Professor: Ulrick Casimir

4.00 credits

CRN 12238: Monday & Wednesday, 10:00-11:20am @ CHA 202

CRN 12242: Monday & Wednesday, 2:00-3:20pm @ MCK 122

Focused on both narrative readings (mostly poetry, drama, and short fiction) and films, this course concerns how different cultures, over time, have examined through narrative the mechanics, potentialities, limitations, and consequences of retribution and revenge.  Over the term, we will work together to unpack “revenge” as it applies to narrative; we will also examine why (and how) the desire for revenge and retribution has surfaced—and continues to surface—so frequently in both literature and film.

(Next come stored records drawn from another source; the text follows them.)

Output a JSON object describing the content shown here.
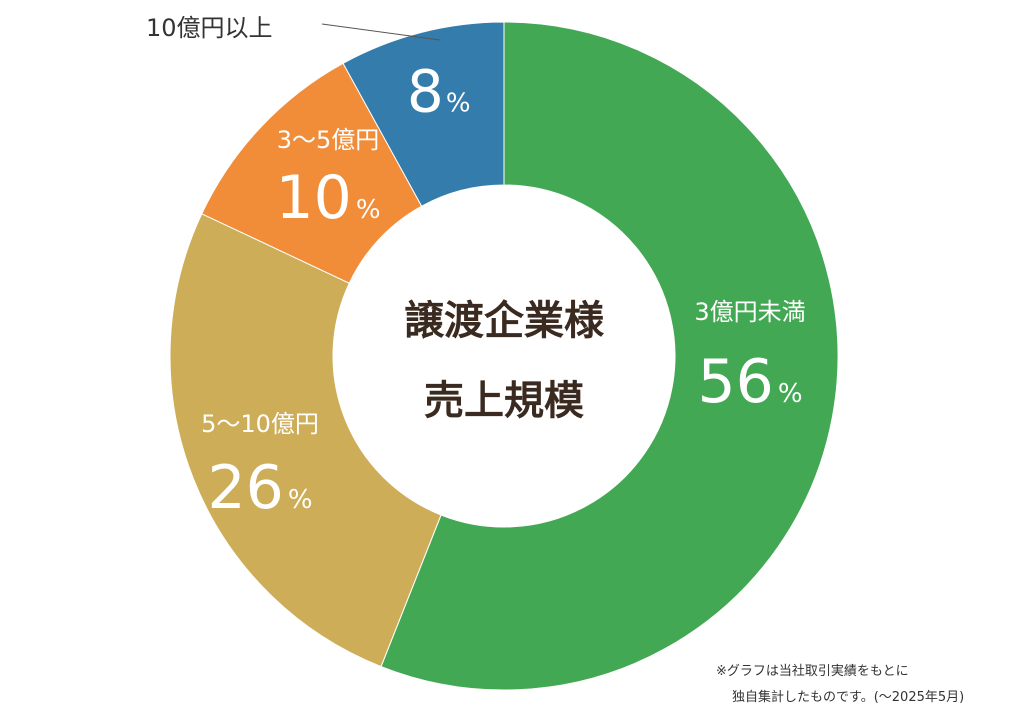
{
  "chart_data": {
    "type": "pie",
    "style": "donut",
    "center_title": [
      "譲渡企業様",
      "売上規模"
    ],
    "slices": [
      {
        "label": "3億円未満",
        "value": 56,
        "value_text": "56",
        "unit": "%",
        "color": "#43a853",
        "label_placement": "inside"
      },
      {
        "label": "5〜10億円",
        "value": 26,
        "value_text": "26",
        "unit": "%",
        "color": "#cead58",
        "label_placement": "inside"
      },
      {
        "label": "3〜5億円",
        "value": 10,
        "value_text": "10",
        "unit": "%",
        "color": "#f18c38",
        "label_placement": "inside"
      },
      {
        "label": "10億円以上",
        "value": 8,
        "value_text": "8",
        "unit": "%",
        "color": "#337cac",
        "label_placement": "outside-leader"
      }
    ],
    "footnote": [
      "※グラフは当社取引実績をもとに",
      "独自集計したものです。(〜2025年5月)"
    ]
  }
}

Readings span the 17th century through the 21st century and range widely in terms of audience and appeal.  Primary written texts include works by Thomas Kyd, The Spanish Tragedy, Heinrich von Kleist “Michael Kohlhaas”, Edgar Allan Poe “William Wilson”, Robert Browning “My Last Duchess”, and Gabriel Garcia Márquez “Chronicle of a Death Foretold”, as well as Andre Dubus II “Killings” and Stephen King Carrie; “Dolan’s Cadillac”.  Prospective films include Ivan Dixon’s The Spook Who Sat By the Door (1973), Todd Field’s In the Bedroom (2001), Park Chan-wook’s Oldboy (2003), Emerald Fennell's Promising Young Woman (2020), and Kimberly Peirce’s version of Carrie (2013).  Secondary texts include short critical essays specifically selected to help contextualize the assigned readings and films, as well as brief selections from longer pieces (book-length works by Georges Bataille and René Girard, for instance) more broadly germane to the theme and approach of the course.  Written work will mostly consist of short weekly assignments/journal entries as well as two essays, the first at 3-4 pages, and the second at 5-6 pages.